The characters of Illuminae are breath-taking. Kady and Ezra are our human main characters, and Aidan is the semi-sentient artificial intelligence commanding their fleet. Let’s begin with Kady and Erza.
Kady and Ezra are fantastic main characters because they are believable. Their driving motivation is clear: survival. Their emotions constantly run high, which is completely understandable for the situation they are in. However, the concept that I really want to highlight about Kady and Ezra is the fact that they are strong, but not unrealistically so.
Kady has journal entries throughout the book that highlight her deepest fears about the things happening around her. She longs for her mom’s protection when the going gets tough. Mason covers his anxiety and fear with dark humor. He mourns his dad who died during the invasion. These characters never lose their aura of adolescence.
My point here is the fact that their situation has inevitably forced them to deal with and grow because of things they never have before, but they handle it as 18-year-old’s believably would. In other words, if they were all fight and no fear, I’d have a bone to pick with the way they coped with the gravity of their situation. Kaufman and Kristoff have ensured that I don’t have that bone to pick.
[Kady’s Journal] “I want my mom. I WANT MY MOM… Please, I want my mom. I can’t do this on my own.”
[Ezra] “It was like that when my dad died. Like, sometimes I’d be talking about him to the guys and I’d realize I was using ‘is’ instead of ‘was.’ Like he was still here. Part of me just wouldn’t believe it.”
I could go on and on and on. I truly, deeply loved these two main characters of Illuminae. They are strong, realistic, and undoubtedly human.
Quickly, let’s talk about Aidan. So many aspects of Aidan’s “character” drifts off into spoiler territory, so I want to touch solely on how incredible it was to me to have sentient AI, and allowing it to be in charge of so many lives.

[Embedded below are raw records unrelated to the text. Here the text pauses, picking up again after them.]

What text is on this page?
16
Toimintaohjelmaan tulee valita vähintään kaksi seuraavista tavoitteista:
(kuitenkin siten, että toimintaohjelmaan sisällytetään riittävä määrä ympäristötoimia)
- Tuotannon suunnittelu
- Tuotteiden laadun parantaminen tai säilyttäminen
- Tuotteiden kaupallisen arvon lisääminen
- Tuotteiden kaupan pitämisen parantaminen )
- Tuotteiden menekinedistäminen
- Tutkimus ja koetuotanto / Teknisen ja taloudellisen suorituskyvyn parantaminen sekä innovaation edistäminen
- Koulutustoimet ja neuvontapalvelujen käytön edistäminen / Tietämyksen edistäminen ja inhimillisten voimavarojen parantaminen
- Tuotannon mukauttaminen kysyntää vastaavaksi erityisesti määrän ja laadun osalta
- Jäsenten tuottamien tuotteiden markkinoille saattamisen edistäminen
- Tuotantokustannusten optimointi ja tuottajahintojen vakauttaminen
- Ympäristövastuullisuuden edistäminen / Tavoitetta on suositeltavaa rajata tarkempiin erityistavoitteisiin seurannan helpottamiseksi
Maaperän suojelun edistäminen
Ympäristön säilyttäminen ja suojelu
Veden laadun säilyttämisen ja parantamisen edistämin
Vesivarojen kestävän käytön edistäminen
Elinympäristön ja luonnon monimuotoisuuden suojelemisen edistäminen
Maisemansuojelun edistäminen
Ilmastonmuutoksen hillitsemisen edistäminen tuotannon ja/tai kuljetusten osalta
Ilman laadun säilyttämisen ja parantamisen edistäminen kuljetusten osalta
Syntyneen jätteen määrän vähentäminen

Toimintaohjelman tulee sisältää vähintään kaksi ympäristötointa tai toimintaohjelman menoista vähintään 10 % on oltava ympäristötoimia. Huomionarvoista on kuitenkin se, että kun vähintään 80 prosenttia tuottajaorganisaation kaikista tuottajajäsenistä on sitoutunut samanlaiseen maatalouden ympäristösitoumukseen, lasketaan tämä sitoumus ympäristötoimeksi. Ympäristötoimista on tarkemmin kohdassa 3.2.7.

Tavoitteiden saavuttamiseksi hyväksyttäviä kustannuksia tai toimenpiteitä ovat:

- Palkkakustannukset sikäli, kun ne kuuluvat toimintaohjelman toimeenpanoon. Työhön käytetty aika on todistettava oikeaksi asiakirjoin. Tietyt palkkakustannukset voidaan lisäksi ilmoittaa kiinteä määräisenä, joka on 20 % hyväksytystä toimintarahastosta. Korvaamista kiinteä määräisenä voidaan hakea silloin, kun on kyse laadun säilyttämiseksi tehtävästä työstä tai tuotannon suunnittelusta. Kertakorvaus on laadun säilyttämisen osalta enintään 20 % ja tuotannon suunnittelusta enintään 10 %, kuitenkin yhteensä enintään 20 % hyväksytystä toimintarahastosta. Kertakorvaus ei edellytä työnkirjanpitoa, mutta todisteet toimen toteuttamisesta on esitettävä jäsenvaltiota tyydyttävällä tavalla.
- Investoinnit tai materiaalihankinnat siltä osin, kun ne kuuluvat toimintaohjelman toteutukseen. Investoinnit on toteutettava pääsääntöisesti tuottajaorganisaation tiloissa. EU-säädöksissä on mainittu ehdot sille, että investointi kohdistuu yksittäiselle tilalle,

With this book being a sci-fi set in the year 2575, there’s no surprise that there was a presence of some type of artificial intelligence. I just didn’t expect the AI to be sentient, overriding, and multi-faceted.
It was also interesting to me how Kaufman and Kristoff wrote Aidan to be suspended in this state of double-consciousness. Aidan knows that it is fundamentally numbers and code and therefore cannot “die” or feel pain. Simultaneously, it is also complicated by the fact that it is aware of itself and the position of power it holds. It gives this “character” the role of a complicated antagonist, and it left me both hating and loving it.
[Aidan] “Why did they give me this sense of self? Why allow me the intellect by which to measure this complete inadequacy? I would rather be numb than stand here in the light of a sun that can never chase the chill away.”
Finally, what would be a review without a discussion on the romance?
Kady and Ezra’s romance was yet another thing that made them feel incredibly realistic as teenagers in a deadly situation. When you put yourself in their position, the high-strung, all-or-nothing approach they take with each other makes crystal clear sense. When a single glimmer of hope is found in one person in a world of despair, I’d imagine anyone would go for it—all or nothing.
[Kady] “So here’s the thing. My people are gone. My stuff is gone. Nobody’s left who knows me, there’s nothing left to say who I am. Everything’s gone, except one thing. One person. Time to go get him. Or die trying.”
I have not a single bad thing to say about this book. I loved it from beginning to end and found no inconveniences during my reading experience. I’d honestly encourage everyone to give this book and this series a spot on your shelf. Even if it’s just a try.